Social media can be a tempting resource for licensees who seek immediate gratification for questions or problem-solving. Reliance upon Facebook groups is growing. Not so long ago, posting anything online even remotely related to a transaction was taboo, and with good reason. Public discussion of any details (past or present) was considered a violation of fiduciary duties -- even when names and addresses were never mentioned, as an agent's identity alone could provide context clues sufficient to inappropriately link back to transaction information.
Social media has opened up a can of worms in that respect. Closed online groups allow for industry pillow talk behind the veiled curtains of protective settings. The daily stream of "questions and answers" posted online is justified and categorized under a label of "collective learning" for the audience in each forum.
One of the most dangerous trends in online information exchange is the trust that licensees put into these groups, and the often inadvertently bad and wrong answers received from group members. Armchair quarterbacks tend to be quick to give answers without fully reading questions, and without prerequisite knowledge to answer.
Why Don't Agents Go To Their Brokers / Brokerage for Answers?
There are several common reasons why licensees turn to Facebook instead of seeking guidance from their brokers/brokerages. These generally include accessibility, the immediacy of response, avoidance of scrutiny or anticipated criticism, as well as emotional needs (trust for the online community, their desire for attention and interaction, or a wish to glean multiple perspectives).
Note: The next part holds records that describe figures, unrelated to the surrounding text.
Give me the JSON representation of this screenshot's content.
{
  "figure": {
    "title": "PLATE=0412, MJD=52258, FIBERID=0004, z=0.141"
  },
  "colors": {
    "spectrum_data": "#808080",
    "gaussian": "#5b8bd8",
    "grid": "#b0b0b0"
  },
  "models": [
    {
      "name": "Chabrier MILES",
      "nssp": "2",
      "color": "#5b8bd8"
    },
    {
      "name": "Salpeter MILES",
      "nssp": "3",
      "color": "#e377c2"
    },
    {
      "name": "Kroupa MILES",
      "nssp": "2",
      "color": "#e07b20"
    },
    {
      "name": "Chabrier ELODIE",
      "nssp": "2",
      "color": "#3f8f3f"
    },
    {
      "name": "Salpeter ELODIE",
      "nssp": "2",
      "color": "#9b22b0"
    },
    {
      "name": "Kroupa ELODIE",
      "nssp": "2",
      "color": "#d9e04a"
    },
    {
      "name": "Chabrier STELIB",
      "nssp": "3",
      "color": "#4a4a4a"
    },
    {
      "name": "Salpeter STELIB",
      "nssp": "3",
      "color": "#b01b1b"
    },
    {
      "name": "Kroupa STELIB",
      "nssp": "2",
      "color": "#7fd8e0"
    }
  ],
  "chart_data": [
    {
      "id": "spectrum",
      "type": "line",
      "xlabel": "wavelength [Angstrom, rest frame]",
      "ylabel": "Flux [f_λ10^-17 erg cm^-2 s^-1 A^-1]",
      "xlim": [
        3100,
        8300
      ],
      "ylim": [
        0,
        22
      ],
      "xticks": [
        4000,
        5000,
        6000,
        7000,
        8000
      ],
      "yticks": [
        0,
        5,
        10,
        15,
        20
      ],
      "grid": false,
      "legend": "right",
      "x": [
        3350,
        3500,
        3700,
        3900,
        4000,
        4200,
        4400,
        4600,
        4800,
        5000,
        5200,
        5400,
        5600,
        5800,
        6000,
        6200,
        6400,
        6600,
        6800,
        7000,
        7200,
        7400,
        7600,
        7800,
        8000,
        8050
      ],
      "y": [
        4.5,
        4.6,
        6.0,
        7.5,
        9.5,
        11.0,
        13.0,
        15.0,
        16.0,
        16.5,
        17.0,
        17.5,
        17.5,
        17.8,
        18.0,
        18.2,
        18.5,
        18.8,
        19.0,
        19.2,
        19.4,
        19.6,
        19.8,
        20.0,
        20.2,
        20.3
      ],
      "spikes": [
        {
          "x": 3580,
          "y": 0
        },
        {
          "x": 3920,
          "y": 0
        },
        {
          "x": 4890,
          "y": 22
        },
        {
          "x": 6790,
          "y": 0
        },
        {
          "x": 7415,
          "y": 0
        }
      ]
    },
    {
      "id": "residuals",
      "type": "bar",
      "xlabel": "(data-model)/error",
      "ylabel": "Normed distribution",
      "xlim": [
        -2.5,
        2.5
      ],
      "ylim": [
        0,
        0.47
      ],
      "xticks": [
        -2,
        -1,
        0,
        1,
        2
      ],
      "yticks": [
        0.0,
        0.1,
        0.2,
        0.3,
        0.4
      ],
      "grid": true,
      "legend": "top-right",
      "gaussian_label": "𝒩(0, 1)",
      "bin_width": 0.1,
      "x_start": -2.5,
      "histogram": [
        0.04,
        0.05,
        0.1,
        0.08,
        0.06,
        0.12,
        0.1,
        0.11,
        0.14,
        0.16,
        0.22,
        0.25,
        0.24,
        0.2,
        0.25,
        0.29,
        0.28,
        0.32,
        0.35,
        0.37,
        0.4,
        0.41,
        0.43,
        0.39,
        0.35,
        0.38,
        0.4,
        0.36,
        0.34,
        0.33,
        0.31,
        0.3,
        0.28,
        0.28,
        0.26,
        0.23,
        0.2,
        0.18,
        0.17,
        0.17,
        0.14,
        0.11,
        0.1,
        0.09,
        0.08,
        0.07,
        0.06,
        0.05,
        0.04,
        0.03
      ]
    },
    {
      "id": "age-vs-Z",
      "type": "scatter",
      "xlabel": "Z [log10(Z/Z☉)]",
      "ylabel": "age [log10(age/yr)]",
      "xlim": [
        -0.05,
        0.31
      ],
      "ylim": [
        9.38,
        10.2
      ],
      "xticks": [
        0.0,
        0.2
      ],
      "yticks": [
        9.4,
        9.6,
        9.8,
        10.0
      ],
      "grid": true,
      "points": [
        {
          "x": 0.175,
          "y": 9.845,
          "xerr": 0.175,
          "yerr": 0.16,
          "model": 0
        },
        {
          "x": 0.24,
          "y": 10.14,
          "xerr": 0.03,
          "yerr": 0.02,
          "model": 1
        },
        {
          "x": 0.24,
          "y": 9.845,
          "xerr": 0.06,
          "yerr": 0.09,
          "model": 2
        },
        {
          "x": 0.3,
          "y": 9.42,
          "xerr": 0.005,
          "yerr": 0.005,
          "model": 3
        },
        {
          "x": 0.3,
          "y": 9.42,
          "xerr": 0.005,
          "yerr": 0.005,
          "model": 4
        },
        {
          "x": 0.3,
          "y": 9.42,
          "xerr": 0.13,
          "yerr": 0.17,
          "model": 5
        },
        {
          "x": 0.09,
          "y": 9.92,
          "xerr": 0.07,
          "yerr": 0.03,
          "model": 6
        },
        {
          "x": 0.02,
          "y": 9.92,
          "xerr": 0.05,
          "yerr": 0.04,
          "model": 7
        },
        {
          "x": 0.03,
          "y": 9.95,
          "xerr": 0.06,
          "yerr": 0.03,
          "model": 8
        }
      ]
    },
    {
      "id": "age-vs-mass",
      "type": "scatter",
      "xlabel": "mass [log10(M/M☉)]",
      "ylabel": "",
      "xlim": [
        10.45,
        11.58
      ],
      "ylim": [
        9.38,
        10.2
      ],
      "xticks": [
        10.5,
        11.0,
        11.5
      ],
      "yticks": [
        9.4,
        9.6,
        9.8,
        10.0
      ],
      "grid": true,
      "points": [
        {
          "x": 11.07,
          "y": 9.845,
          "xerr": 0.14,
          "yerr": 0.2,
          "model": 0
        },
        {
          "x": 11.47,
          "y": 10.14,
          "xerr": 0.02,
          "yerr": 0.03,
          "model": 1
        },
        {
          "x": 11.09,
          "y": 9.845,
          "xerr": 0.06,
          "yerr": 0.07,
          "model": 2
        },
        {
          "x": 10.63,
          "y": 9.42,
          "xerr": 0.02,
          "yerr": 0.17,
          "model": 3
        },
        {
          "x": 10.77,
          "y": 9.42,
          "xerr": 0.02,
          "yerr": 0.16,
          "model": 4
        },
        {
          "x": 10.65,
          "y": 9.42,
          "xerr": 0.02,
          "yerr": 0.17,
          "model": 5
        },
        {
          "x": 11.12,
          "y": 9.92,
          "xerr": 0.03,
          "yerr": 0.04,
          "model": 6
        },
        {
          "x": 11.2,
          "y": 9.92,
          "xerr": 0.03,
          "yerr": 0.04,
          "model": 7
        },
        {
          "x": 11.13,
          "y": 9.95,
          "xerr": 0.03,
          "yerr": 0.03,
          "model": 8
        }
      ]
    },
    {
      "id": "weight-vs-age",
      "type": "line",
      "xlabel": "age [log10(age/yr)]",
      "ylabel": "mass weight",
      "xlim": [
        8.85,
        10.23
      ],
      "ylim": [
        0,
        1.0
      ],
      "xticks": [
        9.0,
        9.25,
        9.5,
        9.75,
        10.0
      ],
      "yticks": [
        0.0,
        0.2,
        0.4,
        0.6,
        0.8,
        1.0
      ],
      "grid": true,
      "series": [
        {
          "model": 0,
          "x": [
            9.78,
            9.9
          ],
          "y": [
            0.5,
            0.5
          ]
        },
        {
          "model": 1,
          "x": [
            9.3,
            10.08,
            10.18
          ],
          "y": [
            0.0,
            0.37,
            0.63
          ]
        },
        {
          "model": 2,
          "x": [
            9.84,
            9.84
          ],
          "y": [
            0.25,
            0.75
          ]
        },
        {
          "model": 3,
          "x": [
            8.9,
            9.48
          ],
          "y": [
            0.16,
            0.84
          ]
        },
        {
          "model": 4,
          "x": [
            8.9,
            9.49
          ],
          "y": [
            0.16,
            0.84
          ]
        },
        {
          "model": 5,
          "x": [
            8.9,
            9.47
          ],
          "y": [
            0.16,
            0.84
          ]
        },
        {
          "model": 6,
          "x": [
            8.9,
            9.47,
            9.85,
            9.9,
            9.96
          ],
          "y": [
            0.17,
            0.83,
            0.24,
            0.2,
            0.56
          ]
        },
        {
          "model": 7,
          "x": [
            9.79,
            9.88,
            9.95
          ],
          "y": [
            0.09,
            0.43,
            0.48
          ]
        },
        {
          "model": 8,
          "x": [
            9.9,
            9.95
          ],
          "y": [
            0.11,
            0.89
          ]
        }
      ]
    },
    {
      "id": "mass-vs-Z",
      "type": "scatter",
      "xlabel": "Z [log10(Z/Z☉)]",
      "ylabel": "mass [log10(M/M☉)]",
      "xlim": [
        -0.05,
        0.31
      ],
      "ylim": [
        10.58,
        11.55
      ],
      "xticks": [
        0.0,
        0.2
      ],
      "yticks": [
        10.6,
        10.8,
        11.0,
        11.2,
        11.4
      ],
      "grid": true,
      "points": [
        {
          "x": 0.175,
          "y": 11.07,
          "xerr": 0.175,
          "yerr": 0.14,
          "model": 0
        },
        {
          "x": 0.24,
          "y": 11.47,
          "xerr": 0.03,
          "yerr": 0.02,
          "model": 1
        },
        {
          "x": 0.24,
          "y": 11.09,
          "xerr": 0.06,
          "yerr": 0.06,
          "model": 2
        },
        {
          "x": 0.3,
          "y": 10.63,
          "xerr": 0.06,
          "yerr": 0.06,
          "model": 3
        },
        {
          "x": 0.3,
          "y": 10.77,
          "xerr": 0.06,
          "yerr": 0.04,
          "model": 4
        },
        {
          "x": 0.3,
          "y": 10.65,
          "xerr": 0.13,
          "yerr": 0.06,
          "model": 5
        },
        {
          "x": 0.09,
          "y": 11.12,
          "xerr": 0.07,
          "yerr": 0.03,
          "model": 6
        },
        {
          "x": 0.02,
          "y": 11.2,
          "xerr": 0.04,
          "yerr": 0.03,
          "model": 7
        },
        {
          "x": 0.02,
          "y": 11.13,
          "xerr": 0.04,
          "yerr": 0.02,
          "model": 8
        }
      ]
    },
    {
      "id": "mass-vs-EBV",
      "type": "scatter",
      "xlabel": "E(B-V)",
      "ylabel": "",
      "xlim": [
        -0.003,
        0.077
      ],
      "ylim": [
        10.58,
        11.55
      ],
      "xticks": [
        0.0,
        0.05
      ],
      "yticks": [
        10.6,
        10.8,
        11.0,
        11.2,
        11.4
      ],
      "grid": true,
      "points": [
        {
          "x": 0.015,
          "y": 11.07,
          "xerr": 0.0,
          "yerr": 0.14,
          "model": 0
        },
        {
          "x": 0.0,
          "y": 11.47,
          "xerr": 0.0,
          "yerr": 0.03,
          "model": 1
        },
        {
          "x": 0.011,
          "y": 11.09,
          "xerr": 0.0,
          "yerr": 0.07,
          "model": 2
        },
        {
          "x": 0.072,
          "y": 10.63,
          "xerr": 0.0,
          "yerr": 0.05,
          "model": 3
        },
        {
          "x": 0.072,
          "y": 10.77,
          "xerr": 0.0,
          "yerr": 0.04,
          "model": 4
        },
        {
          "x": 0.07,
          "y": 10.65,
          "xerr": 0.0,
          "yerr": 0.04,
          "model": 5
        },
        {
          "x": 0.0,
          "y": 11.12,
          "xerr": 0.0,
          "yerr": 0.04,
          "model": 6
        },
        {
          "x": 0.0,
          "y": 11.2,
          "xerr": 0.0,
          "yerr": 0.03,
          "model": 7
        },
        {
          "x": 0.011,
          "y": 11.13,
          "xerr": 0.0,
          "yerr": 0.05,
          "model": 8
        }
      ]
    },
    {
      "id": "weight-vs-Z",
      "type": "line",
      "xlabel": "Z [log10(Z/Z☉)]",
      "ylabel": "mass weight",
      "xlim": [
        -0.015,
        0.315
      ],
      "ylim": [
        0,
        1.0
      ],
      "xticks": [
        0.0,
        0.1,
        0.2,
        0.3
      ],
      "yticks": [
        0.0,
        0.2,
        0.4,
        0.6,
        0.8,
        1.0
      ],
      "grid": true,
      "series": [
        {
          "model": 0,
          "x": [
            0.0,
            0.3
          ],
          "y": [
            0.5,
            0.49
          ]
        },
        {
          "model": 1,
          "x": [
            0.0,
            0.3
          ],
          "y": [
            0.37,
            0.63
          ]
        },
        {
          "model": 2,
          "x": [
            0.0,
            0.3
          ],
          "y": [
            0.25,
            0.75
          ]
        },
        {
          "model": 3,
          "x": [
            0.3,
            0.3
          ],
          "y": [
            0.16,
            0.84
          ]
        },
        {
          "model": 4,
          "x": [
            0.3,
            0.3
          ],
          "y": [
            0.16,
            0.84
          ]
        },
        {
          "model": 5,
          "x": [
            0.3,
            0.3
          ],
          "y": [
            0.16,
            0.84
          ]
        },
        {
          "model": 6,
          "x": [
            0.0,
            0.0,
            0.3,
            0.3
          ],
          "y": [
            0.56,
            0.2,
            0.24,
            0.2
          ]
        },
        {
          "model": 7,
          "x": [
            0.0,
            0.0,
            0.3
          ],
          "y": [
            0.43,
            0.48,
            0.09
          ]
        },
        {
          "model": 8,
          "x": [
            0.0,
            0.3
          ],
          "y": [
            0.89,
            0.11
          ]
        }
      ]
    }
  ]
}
Agents naively underestimate the harm that can come from subscribing to the information in online groups. Believing and acting upon inappropriate answers caused by lack of context, lack of expertise, and lack of state-specific knowledge (among other things) can lead to issues of malpractice and liability for agents and their sponsoring brokers.
Agents Posting Questions - What did your broker have to say about your question? Did you try your broker first? Does your broker know you are seeking "help" from social media groups instead of coming to them? Does your broker have a policy in place prohibiting that? Did you discuss the answers you received with your broker before acting on the "advice"? If you cannot reach your broker (absentee) or get help from your brokerage, why are you still with that firm?
Agents Answering Questions - What qualifies you to answer the posted question? Are you sure your answer is true, accurate, correct, compliant, and relevant to the question that was asked? Are you giving legal advice (always a no-no)? Are you inappropriately advising another broker's sponsored agent instead of referring that agent back to his or her broker?
Moderators / Group Owners - Is the scope of the group set to limit inappropriate levels of participation, as well as to uphold standards of practice and the code of ethics? Do you monitor for and correct (or remove) misinformation? Do you close discussions and point agents back to their brokers when questions necessitate redirection?
Brokers - Do you have an updated policy and procedure manual that addresses your agents' social media participation, particularly with transaction-related questions? Are you aware that your agents are participating in such forums? Do you know how their questions reflect on you and your firm? Are you fully cognizant of the liability you could incur from agents who seek education and answers outside of your direction? Do you care?
Friends and Colleagues, guard your practice and guard your minds. Seek out answers first from your broker/brokerage. That is their role, their responsibility, and their purpose. Texas REALTORS® may also reach out to the Texas Association’s Legal Hotline at 512-480-8200 for trustworthy information about real estate transactions. Other states may have similar resources.
Try to think about this in the context of parenting... parents want their children to come to them first for answers to their questions. Likewise, nobody has the best interests of clients and sponsored agents at heart more than the broker of record. The absence of advice can be far better than wrong advice... So even if it means having the patience to pursue the path your broker has set up to facilitate questions, the best advice is to follow that path ahead of all others.